In his testimony today, Mr Mulroney made reference to a supposed fourth article in the November 2003 series authored by William Kaplan and suggested this article, on which he "was counting very heavily," was suppressed by the Globe. There was no such fourth article ever contemplated. The number of articles in the series was always three.

It may be that what Mr. Mulroney is referring to is information he offered me in an effort to induce The Globe and Mail not to publish Mr. Kaplan's third article revealing that Mr. Mulroney had accepted cash payments from Mr. Schreiber. When he found out that the Globe intended to publish Mr. Kaplan's story, Mr. Mulroney contacted me several times trying to appeal to me not to publish the story. In at least one of the conversations, Mr. Mulroney offered to trade me information about a story that he said was explosive and would be of greater interest to The Globe than Mr. Kaplan's story about the cash payments.

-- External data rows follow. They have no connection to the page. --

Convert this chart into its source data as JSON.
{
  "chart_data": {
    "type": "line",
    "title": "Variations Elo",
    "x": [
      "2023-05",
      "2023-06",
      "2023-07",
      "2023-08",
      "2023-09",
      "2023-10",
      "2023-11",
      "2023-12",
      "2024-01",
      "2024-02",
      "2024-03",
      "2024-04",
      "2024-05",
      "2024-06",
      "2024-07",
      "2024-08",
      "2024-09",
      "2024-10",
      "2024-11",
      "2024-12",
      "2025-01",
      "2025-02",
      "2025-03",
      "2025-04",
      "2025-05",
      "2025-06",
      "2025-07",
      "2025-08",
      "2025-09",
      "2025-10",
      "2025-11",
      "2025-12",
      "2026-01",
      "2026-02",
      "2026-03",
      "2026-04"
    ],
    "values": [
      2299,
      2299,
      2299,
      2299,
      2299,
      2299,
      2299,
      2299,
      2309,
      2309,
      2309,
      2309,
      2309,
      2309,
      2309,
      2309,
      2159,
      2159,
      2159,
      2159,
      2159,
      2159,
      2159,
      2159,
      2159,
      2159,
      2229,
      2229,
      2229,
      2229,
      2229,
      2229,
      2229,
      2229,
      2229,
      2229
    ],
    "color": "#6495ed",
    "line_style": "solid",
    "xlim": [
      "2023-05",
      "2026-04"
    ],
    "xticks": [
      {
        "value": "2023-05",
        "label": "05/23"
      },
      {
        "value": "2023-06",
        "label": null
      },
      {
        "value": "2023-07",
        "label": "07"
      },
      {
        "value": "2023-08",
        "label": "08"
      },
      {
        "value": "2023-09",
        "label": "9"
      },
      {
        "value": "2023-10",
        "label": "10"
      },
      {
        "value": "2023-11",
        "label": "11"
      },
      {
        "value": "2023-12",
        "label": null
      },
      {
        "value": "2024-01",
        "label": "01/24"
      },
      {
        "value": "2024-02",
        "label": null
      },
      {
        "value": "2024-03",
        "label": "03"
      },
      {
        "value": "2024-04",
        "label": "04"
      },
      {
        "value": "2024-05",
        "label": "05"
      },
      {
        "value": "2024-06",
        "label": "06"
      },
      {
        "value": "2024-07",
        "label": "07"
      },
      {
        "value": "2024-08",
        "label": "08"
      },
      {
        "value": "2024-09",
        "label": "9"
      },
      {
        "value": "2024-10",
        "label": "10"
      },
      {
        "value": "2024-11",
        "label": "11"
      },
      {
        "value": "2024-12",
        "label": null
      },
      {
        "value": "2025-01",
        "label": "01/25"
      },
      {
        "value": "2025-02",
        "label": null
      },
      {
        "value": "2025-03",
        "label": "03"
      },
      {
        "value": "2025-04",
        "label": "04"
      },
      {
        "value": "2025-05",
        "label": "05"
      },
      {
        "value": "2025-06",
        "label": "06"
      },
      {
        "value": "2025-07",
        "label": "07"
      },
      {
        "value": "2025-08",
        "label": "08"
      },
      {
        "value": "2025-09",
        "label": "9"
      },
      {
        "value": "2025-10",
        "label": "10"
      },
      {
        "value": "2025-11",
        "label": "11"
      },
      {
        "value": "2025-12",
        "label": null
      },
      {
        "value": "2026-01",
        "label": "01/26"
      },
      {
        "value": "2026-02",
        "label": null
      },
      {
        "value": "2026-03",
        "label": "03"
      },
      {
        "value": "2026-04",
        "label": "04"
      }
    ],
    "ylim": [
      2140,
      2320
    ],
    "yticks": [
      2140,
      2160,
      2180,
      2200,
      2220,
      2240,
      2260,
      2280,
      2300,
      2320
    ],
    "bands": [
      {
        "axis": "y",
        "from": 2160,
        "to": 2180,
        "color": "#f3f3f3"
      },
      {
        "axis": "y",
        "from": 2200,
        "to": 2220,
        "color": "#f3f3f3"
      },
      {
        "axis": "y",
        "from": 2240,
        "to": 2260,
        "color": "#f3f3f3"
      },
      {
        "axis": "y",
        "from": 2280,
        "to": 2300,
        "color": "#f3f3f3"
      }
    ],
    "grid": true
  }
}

As though Brian Mulroney's dwindling credibility needed, or could withstand, another hit. So much for his claims that he's always been fothright about his dealings with Schreiber, gladly willing to answer any questions put to him.

It's too bad - for Mulroney - that he used his appearance to take swings at those he feels have betrayed or persecuted him, the current prime minister, Jean Chretien, Norman Spector, William Kaplan ...the list goes on. In doing this Mulroney revealed that the once great prime minister now stands alone, weak and vulnerable.